I was completely puzzled by this behavior. The strangest part was that it happened for some images but not for others. Even more interesting, this behavior was not unique to RoboFlow. It also happened in Label Studio, and the strangest part was that the bug was consistent between the two platforms. But when I inspected it in locally in MacOS Preview and Python, the pre-annotations were correct. What was going on?

This is how the image and the pre-annotations looked in Label Studio.

This is how the image and the pre-annotations looked in Label Studio.

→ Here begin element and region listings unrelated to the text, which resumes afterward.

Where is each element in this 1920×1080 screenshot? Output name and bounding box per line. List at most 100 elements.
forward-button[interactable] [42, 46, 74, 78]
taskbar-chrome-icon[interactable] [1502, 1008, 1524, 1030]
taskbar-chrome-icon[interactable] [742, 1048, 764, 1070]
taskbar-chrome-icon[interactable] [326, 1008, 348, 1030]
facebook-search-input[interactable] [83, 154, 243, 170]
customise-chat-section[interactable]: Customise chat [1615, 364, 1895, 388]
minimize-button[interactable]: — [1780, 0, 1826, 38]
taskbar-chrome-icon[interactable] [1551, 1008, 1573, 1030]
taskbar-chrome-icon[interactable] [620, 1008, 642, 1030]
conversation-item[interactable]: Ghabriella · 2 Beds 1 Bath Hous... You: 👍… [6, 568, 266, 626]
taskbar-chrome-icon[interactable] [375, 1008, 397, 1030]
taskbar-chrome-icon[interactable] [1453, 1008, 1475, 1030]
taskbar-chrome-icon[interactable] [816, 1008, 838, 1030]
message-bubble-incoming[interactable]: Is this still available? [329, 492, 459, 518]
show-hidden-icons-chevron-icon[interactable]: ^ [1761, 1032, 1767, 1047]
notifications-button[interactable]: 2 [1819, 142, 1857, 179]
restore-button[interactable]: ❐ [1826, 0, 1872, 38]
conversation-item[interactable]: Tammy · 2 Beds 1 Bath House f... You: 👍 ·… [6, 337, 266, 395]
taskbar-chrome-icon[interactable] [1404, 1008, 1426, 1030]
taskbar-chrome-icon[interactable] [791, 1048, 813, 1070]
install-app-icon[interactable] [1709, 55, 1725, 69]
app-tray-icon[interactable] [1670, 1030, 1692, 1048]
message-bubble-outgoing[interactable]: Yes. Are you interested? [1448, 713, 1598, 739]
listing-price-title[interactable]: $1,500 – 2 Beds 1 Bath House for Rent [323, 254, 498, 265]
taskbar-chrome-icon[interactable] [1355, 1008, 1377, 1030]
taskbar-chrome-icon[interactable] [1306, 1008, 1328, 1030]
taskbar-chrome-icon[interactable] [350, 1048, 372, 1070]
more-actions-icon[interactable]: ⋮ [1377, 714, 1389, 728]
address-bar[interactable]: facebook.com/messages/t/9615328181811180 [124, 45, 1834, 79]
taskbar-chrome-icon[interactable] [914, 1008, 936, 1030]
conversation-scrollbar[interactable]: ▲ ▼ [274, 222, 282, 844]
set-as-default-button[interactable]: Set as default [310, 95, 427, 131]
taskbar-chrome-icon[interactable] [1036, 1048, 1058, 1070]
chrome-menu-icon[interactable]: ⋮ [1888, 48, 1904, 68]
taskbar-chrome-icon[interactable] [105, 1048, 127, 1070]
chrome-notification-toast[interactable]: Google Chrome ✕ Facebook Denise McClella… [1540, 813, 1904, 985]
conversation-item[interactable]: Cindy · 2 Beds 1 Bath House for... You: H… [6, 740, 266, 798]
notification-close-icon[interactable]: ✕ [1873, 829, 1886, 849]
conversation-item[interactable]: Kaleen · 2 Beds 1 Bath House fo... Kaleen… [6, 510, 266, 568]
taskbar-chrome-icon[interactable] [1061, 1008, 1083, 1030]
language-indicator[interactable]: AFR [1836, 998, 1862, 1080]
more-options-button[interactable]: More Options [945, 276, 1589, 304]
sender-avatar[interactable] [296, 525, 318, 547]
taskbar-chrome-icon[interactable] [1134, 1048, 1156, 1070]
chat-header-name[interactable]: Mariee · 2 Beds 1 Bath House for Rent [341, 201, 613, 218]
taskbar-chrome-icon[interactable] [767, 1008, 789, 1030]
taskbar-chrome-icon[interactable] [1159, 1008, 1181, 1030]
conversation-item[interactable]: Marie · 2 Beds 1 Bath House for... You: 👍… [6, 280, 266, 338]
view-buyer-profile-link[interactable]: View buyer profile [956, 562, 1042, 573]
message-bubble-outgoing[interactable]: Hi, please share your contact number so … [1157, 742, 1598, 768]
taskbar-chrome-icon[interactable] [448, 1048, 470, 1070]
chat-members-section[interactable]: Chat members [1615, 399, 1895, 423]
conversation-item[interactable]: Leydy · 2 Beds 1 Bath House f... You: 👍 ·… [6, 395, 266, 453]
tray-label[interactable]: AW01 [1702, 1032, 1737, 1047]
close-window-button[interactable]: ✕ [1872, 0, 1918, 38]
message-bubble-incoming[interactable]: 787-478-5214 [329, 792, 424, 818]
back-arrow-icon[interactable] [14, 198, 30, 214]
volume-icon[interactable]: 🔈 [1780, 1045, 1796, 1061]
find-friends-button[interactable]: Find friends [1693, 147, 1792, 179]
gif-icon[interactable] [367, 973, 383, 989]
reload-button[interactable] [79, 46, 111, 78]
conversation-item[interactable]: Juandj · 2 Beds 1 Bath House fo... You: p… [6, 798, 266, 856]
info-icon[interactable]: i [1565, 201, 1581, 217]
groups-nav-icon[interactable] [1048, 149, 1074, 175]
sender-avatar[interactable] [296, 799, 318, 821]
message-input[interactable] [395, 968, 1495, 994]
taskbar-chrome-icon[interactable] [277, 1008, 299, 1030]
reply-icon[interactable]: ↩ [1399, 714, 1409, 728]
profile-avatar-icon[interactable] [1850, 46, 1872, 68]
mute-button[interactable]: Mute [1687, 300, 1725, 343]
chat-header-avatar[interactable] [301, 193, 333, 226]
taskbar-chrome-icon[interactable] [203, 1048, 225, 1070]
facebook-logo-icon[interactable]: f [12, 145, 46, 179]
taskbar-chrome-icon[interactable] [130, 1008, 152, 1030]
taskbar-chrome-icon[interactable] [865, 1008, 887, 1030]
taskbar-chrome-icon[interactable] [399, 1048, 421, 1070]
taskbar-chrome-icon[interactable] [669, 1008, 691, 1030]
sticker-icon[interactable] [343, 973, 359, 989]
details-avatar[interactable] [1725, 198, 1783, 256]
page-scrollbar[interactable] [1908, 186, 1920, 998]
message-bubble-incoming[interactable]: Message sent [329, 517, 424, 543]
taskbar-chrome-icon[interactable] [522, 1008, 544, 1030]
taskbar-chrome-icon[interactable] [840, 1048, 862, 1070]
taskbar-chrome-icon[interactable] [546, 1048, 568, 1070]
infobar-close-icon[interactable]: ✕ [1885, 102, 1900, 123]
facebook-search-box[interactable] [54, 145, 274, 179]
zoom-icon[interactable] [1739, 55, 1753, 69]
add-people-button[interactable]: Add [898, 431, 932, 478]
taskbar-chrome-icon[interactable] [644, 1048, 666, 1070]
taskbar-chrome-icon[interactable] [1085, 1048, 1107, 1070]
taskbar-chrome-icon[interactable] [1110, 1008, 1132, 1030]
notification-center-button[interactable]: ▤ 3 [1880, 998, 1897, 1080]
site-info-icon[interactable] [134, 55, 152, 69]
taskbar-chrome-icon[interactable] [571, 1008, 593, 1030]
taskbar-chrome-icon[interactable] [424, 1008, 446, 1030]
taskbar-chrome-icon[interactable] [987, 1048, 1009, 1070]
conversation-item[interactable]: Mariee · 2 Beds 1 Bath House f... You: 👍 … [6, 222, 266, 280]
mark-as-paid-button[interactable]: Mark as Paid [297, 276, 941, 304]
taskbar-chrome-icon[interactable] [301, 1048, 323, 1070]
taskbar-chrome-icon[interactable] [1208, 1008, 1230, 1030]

It turns out that when you take a picture with a smartphone, the phone’s orientation is recorded in the image’s metadata. Many applications (e.g., MacOS Preview and Python’s Pillow) use this information to display the image in the correct orientation. However, not all software and websites do this. Normally, this is not a big issue, but it is a big problem in an active learning pipeline. In my case, my pipeline opened the image with Pillow, which rotated the image based on the metadata, and thus, the pre-annotations were created based on this rotated version. When it uploaded the images to RoboFlow or Label Studio, you upload both the image and the annotations. However, when RoboFlow and Label Studio display the image in their UI, they ignore the orientation metedata and thus the annotations do not align anymore.

How do we fix this?

The problem is that the metadata is not used consistently between different software. So, the best way to fix this is to read the metadata once, rotate the image to the correct orientation, and then save the image without the metadata. This way, everyone will display the image consistently. Luckily, we can fix this with Python using the function below. It reads the metadata. If there is any orientation metadata and the orientation is not the default, it rotates the image. Then, the updated image is returned without the metadata.

from PIL import Image

def _fix_rotation(image: Image) -> Image:  
    # Read the metadata of the image
    exif = image._getexif()  
    # The metadata key for the orientation of the image
    orientation_key = 274
    no_orientation_metadata_present = exif is None or orientation_key not in exif
    if no_orientation_metadata_present:
        # Do nothing
        return image
    
    orientation = exif[orientation_key]
    # The rotation values are represented using integer values 
    # that map to the following degrees
    rotation_values = {3: 180, 6: 270, 8: 90}  
    if orientation in rotation_values:  
        return image.rotate(rotation_values[orientation], expand=True)  
  
    return image

This orientation bug is very subtle but sadly very common. Therefore, you should always remove the orientation metadata from any image before labeling it. Better safe than sorry.